I still resent and speak out against patriarchal norms that dictate many of my actions, I try to de-condition the bias we have against Muslims and point out the fallacies in pop culture and media. I can do that in the terminology I am comfortable in to drive my point home to you. So just because I talk of Nora Ephron instead of Gurinder Chadha, Maya Angelou instead of Gauri Despande, Alice Walker or Toni Morrison instead of Taslima Nasrin, Margaret Atwood instead of Arundhati Roy, harp praises about P.J. Harvey instead of Kavita Krishamurthy, bring up Gilmore Girls instead of Ladies Special – the list never ends – my Indian-ness doesn’t fade away in the Western hoo-ha. If I talk using ‘Indian’ terminology (case in point: rotis, chai and dhobis ) I’m not being any more Indian than I am now.

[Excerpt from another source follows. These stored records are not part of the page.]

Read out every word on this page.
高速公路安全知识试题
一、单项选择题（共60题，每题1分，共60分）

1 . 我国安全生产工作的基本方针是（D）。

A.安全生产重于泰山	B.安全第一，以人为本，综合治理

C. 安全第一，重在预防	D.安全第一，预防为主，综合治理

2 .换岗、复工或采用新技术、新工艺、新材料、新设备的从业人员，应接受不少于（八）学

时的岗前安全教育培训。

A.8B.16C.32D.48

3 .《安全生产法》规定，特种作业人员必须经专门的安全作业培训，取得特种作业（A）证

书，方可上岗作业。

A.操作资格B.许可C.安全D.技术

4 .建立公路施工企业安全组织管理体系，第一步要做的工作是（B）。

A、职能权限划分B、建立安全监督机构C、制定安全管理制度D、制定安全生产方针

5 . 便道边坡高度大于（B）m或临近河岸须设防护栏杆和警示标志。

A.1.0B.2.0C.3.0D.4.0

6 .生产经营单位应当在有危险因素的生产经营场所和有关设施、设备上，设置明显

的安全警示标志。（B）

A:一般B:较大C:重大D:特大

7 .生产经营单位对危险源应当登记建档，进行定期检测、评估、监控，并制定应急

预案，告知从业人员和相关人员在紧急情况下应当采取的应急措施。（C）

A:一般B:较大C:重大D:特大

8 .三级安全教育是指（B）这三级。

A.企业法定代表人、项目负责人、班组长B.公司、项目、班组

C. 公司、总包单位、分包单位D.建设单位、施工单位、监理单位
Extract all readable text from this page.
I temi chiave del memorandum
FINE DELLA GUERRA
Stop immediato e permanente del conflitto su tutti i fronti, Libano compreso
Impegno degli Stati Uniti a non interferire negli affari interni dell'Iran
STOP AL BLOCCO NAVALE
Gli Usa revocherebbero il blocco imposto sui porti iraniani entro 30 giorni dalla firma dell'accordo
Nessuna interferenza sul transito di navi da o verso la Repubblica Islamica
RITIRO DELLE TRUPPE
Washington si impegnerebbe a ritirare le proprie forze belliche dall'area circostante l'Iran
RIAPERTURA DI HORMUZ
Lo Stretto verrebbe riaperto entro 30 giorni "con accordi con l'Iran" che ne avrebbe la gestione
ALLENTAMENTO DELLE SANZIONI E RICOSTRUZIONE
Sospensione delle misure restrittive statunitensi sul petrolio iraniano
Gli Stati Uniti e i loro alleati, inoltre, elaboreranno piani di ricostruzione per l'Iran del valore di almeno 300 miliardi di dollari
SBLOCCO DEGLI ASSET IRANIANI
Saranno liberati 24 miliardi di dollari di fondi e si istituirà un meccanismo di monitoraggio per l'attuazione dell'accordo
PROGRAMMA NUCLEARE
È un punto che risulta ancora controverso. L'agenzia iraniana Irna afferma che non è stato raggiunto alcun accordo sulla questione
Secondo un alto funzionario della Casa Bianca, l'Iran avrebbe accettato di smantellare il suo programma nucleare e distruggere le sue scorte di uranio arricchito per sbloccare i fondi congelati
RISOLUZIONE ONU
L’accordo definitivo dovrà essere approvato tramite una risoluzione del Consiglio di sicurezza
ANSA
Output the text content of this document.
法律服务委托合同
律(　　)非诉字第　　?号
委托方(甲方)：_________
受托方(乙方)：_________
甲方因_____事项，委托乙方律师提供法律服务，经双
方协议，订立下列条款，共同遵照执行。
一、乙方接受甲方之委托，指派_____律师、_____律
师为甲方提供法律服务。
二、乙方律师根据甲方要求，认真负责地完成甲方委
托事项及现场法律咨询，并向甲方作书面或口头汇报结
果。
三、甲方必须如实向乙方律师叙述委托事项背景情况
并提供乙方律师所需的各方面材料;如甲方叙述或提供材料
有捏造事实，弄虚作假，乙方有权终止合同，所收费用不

Winding down my rant, all I can say is, next time you want to leave a comment on my blog, asking me “why don’t you sound Indian?” and “How do you manage being an Indian and a Feminist all at once?” take a step back and think about just how much bias and prejudice your one sentence contains. And then you can tear up the latest headline that suggests (yet again) that we live in a post-anything world.